The displays have also received critical acclaim in the TIME Best Inventions of 2022 category, with the citation reading: ‘SolidLight holograms protrude into mid-air and behave, visually speaking, like the physical objects they’re meant to embody 2.’
The development of light field displays goes back to the early 1900s and the work of Gabriel Lippman’s ‘integral photography’. In contrast to regular photography, which focuses light from a scene onto a light sensitive medium, light field displays imagine the waves emanating from a scene to be a field of light that can be described by the intensity of light at each position within the field and the direction that each light ray is travelling.
Unlike a hologram, that records the amplitude and phase relation of the wave fronts reflected (or in some cases emitted) from an object, light fields are best thought of as a vector function of the amount of light flowing in every direction through every point in space.
Since our previous article on the company, Light Field Labs have released a new set of encounters with light called Defy™, which allows viewers to interact with a SolidLight hologram being computationally rendered in real-time by a game engine.

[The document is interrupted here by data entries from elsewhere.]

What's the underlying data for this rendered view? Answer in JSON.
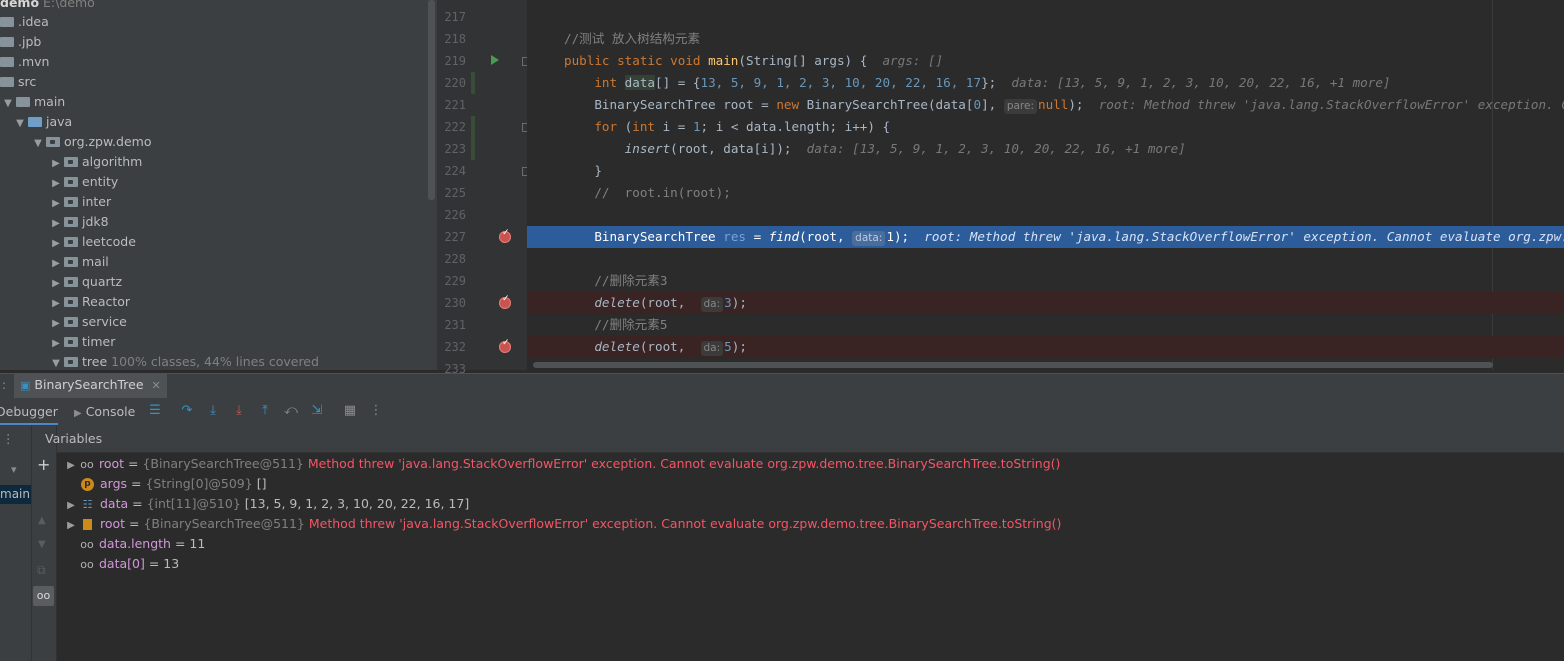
{
  "project": {
    "root": {
      "name": "demo",
      "path": "E:\\demo"
    },
    "items": [
      {
        "label": ".idea",
        "hint": ""
      },
      {
        "label": ".jpb",
        "hint": ""
      },
      {
        "label": ".mvn",
        "hint": ""
      },
      {
        "label": "src",
        "hint": ""
      },
      {
        "label": "main",
        "hint": ""
      },
      {
        "label": "java",
        "hint": ""
      },
      {
        "label": "org.zpw.demo",
        "hint": ""
      },
      {
        "label": "algorithm",
        "hint": ""
      },
      {
        "label": "entity",
        "hint": ""
      },
      {
        "label": "inter",
        "hint": ""
      },
      {
        "label": "jdk8",
        "hint": ""
      },
      {
        "label": "leetcode",
        "hint": ""
      },
      {
        "label": "mail",
        "hint": ""
      },
      {
        "label": "quartz",
        "hint": ""
      },
      {
        "label": "Reactor",
        "hint": ""
      },
      {
        "label": "service",
        "hint": ""
      },
      {
        "label": "timer",
        "hint": ""
      },
      {
        "label": "tree",
        "hint": "100% classes, 44% lines covered"
      }
    ]
  },
  "editor": {
    "line_numbers": [
      "217",
      "218",
      "219",
      "220",
      "221",
      "222",
      "223",
      "224",
      "225",
      "226",
      "227",
      "228",
      "229",
      "230",
      "231",
      "232",
      "233"
    ],
    "code": {
      "l218": "//测试 放入树结构元素",
      "l219_a": "public static void ",
      "l219_b": "main",
      "l219_c": "(String[] args) {  ",
      "l219_hint": "args: []",
      "l220_a": "    int ",
      "l220_b": "data",
      "l220_c": "[] = {",
      "l220_nums": "13, 5, 9, 1, 2, 3, 10, 20, 22, 16, 17",
      "l220_d": "};  ",
      "l220_hint": "data: [13, 5, 9, 1, 2, 3, 10, 20, 22, 16, +1 more]",
      "l221_a": "    BinarySearchTree root = ",
      "l221_new": "new ",
      "l221_b": "BinarySearchTree(data[",
      "l221_zero": "0",
      "l221_c": "], ",
      "l221_param": "pare:",
      "l221_null": "null",
      "l221_d": ");  ",
      "l221_hint": "root: Method threw 'java.lang.StackOverflowError' exception. Cannot evaluate org.zpw.demo.tree.BinarySearchTree.toString()",
      "l222_for": "    for ",
      "l222_a": "(",
      "l222_int": "int ",
      "l222_b": "i = ",
      "l222_one": "1",
      "l222_c": "; i < data.length; i++) {",
      "l223_a": "        ",
      "l223_fn": "insert",
      "l223_b": "(root, data[i]);  ",
      "l223_hint": "data: [13, 5, 9, 1, 2, 3, 10, 20, 22, 16, +1 more]",
      "l224": "    }",
      "l225": "    //  root.in(root);",
      "l227_a": "    BinarySearchTree ",
      "l227_res": "res",
      "l227_b": " = ",
      "l227_fn": "find",
      "l227_c": "(root, ",
      "l227_param": "data:",
      "l227_one": "1",
      "l227_d": ");  ",
      "l227_hint": "root: Method threw 'java.lang.StackOverflowError' exception. Cannot evaluate org.zpw.demo.tree.BinarySearchTree.toString()",
      "l229": "    //删除元素3",
      "l230_a": "    ",
      "l230_fn": "delete",
      "l230_b": "(root,  ",
      "l230_param": "da:",
      "l230_num": "3",
      "l230_c": ");",
      "l231": "    //删除元素5",
      "l232_a": "    ",
      "l232_fn": "delete",
      "l232_b": "(root,  ",
      "l232_param": "da:",
      "l232_num": "5",
      "l232_c": ");"
    }
  },
  "debug": {
    "tab_label": "BinarySearchTree",
    "debugger_label": "Debugger",
    "console_label": "Console",
    "variables_label": "Variables",
    "frame_label": "main:",
    "variables": [
      {
        "name": "root",
        "type": "{BinarySearchTree@511}",
        "value": "Method threw 'java.lang.StackOverflowError' exception. Cannot evaluate org.zpw.demo.tree.BinarySearchTree.toString()",
        "icon": "watch-icon"
      },
      {
        "name": "args",
        "type": "{String[0]@509}",
        "value": "[]",
        "icon": "parameter-icon"
      },
      {
        "name": "data",
        "type": "{int[11]@510}",
        "value": "[13, 5, 9, 1, 2, 3, 10, 20, 22, 16, 17]",
        "icon": "array-icon"
      },
      {
        "name": "root",
        "type": "{BinarySearchTree@511}",
        "value": "Method threw 'java.lang.StackOverflowError' exception. Cannot evaluate org.zpw.demo.tree.BinarySearchTree.toString()",
        "icon": "object-icon"
      },
      {
        "name": "data.length",
        "type": "",
        "value": "11",
        "icon": "watch-icon"
      },
      {
        "name": "data[0]",
        "type": "",
        "value": "13",
        "icon": "watch-icon"
      }
    ]
  },
  "colors": {
    "current_line": "#2d5c9b",
    "breakpoint": "#c75450",
    "error_text": "#f75464",
    "keyword": "#cc7832",
    "number": "#6897bb"
  }
}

The hologram is formed using the SolidLight panel modulating over 2.5 billion pixels, using their new WaveTracing™ engine that performs billions of wavefront computations in real-time to form the interactive holographic objects.
The system’s modular video panel design means that the final display size can be anything from a single 28” panel of art up to a 224” 3D display in entertainment venues or public spaces.
The company was founded in 2017 by three veterans of Lytro, which developed some of the first commercially available light field cameras. Since then, Jon Karafin, Brendan Bevensee, and Ed Ibe have raised a total of $85 million, backed by Bill Gates (Gates Frontier), Vinod Khosla (Khosla Ventures), and a prestigious list of venture capital firms, national technology funds, and strategic corporate partners.
The lead investor in the Series B round of funding is a leader in interactive experiences, called NCSOFT.
‘Light Field Lab is building the future of immersive experiences and we are pleased to support the team in bringing true holograms to life,’ said Dr Songyee Yoon, Chief Strategy Officer for NCSOFT. ‘Being able to see, deliver and interact with 3D content without any assistive peripheral devices will substantially advance the consumer adoption of SolidLight, not just in the entertainment space, but also the way in which we interact and collaborate through remote technologies.’